For the record, PKWare strong encryption requires a license, see https://github.com/dotnet/runtime/issues/1545#issuecomment-566344263

The PKZIP encryption seems to require a license to implement. The WinZip encryption scheme does not.

WinZIP encryption doesn't use the bit 6, it uses an extra data field with header 0x9901.

Now, API-wise, I think bool IsEncrypted can be a convenient API to just skip the encrypted entries for now, but once we address reading and creation of encrypted entries (which is very likely given the popularity of the issue), we may need another field to describe the AES strength (128, 192, or 256 bit).
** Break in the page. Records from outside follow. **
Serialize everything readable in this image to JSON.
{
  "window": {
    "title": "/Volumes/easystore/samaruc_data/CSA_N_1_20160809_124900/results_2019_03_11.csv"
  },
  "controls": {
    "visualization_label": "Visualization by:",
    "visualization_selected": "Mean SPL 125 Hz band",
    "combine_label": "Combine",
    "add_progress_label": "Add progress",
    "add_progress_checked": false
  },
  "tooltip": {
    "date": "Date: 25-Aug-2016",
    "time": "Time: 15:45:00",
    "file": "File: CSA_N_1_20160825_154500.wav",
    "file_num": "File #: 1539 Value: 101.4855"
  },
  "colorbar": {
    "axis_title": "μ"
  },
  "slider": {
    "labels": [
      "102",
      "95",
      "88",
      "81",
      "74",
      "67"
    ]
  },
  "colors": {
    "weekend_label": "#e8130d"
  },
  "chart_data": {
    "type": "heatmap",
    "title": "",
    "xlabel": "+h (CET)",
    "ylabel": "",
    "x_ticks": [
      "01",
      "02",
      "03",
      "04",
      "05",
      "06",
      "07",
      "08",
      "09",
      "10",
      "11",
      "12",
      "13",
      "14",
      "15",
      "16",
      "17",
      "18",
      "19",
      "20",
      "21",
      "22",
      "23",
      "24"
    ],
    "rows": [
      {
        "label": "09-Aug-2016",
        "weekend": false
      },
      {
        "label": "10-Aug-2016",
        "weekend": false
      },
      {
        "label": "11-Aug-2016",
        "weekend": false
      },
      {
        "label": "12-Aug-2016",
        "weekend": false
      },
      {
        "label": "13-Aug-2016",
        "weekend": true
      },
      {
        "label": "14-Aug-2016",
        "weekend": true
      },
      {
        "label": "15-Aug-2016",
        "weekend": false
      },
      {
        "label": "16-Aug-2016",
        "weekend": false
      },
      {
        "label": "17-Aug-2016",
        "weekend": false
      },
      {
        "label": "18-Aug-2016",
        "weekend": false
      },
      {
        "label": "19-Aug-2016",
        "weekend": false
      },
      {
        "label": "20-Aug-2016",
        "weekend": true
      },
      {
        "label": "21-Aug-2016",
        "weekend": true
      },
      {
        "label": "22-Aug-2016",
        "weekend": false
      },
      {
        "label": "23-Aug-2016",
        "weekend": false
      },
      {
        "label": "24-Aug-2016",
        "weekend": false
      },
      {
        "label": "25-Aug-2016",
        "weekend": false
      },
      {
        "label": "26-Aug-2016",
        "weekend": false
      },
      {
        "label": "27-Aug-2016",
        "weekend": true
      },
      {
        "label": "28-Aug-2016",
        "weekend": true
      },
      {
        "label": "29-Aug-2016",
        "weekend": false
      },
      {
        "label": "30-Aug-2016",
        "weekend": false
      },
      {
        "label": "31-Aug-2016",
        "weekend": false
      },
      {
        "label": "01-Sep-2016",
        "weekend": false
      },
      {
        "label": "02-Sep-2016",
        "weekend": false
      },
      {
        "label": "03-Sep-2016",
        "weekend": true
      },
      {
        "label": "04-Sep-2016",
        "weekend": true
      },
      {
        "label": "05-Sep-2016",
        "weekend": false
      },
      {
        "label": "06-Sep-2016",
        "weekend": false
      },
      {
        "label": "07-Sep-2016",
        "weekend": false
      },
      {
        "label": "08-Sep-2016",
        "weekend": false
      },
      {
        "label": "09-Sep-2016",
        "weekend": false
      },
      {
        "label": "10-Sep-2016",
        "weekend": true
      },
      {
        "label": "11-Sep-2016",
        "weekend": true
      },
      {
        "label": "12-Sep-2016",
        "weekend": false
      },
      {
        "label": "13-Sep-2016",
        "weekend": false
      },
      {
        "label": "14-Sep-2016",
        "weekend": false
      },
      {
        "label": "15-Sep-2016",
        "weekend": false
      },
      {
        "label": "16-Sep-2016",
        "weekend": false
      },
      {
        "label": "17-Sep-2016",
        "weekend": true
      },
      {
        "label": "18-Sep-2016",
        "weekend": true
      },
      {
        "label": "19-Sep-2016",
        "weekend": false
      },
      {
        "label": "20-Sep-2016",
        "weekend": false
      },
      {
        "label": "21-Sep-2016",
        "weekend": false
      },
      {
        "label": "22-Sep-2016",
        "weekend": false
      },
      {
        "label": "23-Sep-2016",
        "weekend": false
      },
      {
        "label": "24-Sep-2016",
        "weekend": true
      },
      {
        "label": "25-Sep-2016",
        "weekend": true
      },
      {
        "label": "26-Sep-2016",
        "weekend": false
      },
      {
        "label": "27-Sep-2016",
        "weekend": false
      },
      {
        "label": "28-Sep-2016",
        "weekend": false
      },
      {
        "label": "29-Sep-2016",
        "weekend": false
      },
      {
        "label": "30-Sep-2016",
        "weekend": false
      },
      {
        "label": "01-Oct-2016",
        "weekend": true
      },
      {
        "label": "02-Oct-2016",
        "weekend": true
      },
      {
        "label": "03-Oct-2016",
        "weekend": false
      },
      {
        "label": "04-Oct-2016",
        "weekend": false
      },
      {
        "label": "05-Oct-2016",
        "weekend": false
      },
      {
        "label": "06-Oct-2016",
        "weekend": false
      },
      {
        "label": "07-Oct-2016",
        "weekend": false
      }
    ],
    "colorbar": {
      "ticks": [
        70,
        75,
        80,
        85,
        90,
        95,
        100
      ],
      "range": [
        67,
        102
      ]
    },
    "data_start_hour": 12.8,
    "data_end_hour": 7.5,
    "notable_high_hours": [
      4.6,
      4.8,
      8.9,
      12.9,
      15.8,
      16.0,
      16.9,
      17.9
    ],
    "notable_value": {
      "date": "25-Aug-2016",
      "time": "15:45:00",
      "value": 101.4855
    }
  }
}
My point being that once we extend the encryption support, bool IsEncrypted field will be redundant (and somewhat obsolete) compared to an enum that tells you more about the encryption information of the entry.

Yet another alternative, similar to your "Exposing the Entry Encryption Level" design, could be:


namespace System.IO.Compression
{
    public class ZipArchiveEntry
    {
+        public ZipEntryEncryption Encryption { get; }
    }

+    public enum ZipEntryEncryption 
+    {
+        None,
+        Weak, // ZipCrypto
+        Aes128,
+        Aes192,
+        Aes256,
+        Unknown = 0xFFFF,
+    }
}
jeffhandley commented 2 years ago

Thanks, @Jozkee; I had not read the WinZip documentation you linked to.

With the enum approach, callers that needs to determine if an entry is encrypted would use if (entry.Encryption != ZipEntryEncryption.None), which is slightly less ergonomic than if (entry.IsEncrypted), but it's still reasonable. We could also consider adding IsEncrypted as a bool, only storing that bool for now; then when more encryption functionality is added, use IsEncrypted as a convenience over Encryption != ZipEntryEncryption.None.

bartonjs commented 2 years ago

Video

Looks good as proposed. It seems like there's some missing user story around what to do when it's true, but it does provide incremental value.

namespace System.IO.Compression
{
    public class ZipArchiveEntry
    {
        public bool IsEncrypted { get; }
    }
}
deeprobin commented 2 years ago

// This will no longer occur for encrypted entries

Should we mark this as a breaking-change? If the InvalidDataException is no longer thrown isn't that one?

jeffhandley commented 2 years ago

// This will no longer occur for encrypted entries

Should we mark this as a breaking-change? If the InvalidDataException is no longer thrown isn't that one?

Sorry; that code comment was slightly misleading. This isn't a breaking change; ZipArchiveEntry will still throw InvalidDataException, but the code sample shown above will not make the call that would have resulted in that exception. Previously, there was no way for the calling code to know whether or not the contents could be copied out; now the caller can.

Thanks for noticing that detail though and calling it out, @deeprobin.